La FIFA a este entrenamiento invisible lo considera como ‘capacidad cultural’, contemplada dentro de las demás capacidades, como la física, la técnica, la táctica, la psicológica. Si los clubes creen que cuidan a sus jugadores o a sus inversiones con ‘castigos’ solamente, están equivocando de camino, se les debe brindar herramientas propias de la psicología deportiva, para que el jugador sepa generar hábitos sanos, logrando la adherencia al entrenamiento invisible.

Es más fácil sacarse de encima a un jugador problema, que potenciarlo, Hay entrenadores que creen que con solo hablarlo alcanza, y la verdad que no.

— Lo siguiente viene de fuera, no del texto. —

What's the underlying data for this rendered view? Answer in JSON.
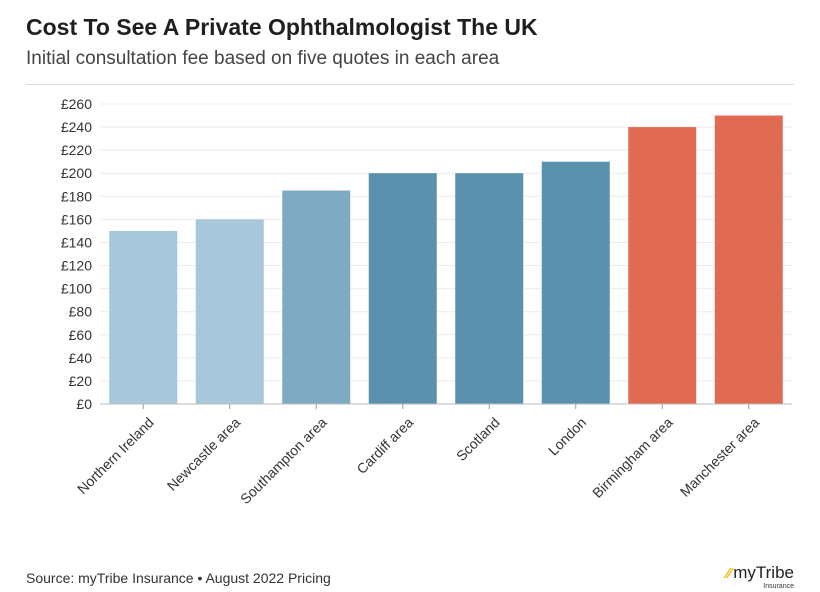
{
  "chart_data": {
    "type": "bar",
    "title": "Cost To See A Private Ophthalmologist The UK",
    "subtitle": "Initial consultation fee based on five quotes in each area",
    "categories": [
      "Northern Ireland",
      "Newcastle area",
      "Southampton area",
      "Cardiff area",
      "Scotland",
      "London",
      "Birmingham area",
      "Manchester area"
    ],
    "values": [
      150,
      160,
      185,
      200,
      200,
      210,
      240,
      250
    ],
    "bar_colors": [
      "#a9c7da",
      "#a9c7da",
      "#7eaac4",
      "#5a91ad",
      "#5a91ad",
      "#5a91ad",
      "#e06a52",
      "#e06a52"
    ],
    "ylim": [
      0,
      260
    ],
    "ytick_values": [
      0,
      20,
      40,
      60,
      80,
      100,
      120,
      140,
      160,
      180,
      200,
      220,
      240,
      260
    ],
    "ytick_labels": [
      "£0",
      "£20",
      "£40",
      "£60",
      "£80",
      "£100",
      "£120",
      "£140",
      "£160",
      "£180",
      "£200",
      "£220",
      "£240",
      "£260"
    ],
    "xlabel": "",
    "ylabel": "",
    "grid": true
  },
  "footer": {
    "source": "Source: myTribe Insurance • August 2022 Pricing",
    "brand_name": "myTribe",
    "brand_sub": "Insurance"
  }
}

El futbol profesional debe profesionalizar las áreas, ya que realiza inversiones demasiadas importantes como para dejar librado esta gran capacidad como la llama la FIFA. Los clubes deben cuidar más sus inversiones y aprender a no dejar todo en manos de personas que dicen que hacen, pero en realidad no logran potenciar a los que deberás lo necesitan o que ellos mismos traen.

Si pensamos cuánto dinero gastan en traer jugadores y que luego no constan con profesionales adecuados como psicólogos deportivos para lograr potenciar a sus jugadores, es mínimamente llamativo.

Se dice que es una cuestión de tiempo, que hay técnicos que realizan un curso de coaching y se sienten capacitados para lograr la adherencia al entrenamiento invisible de sus jugadores, pero la realidad muestra claramente que no. Profesionalizar las áreas del futbol es el camino del futbol de élite.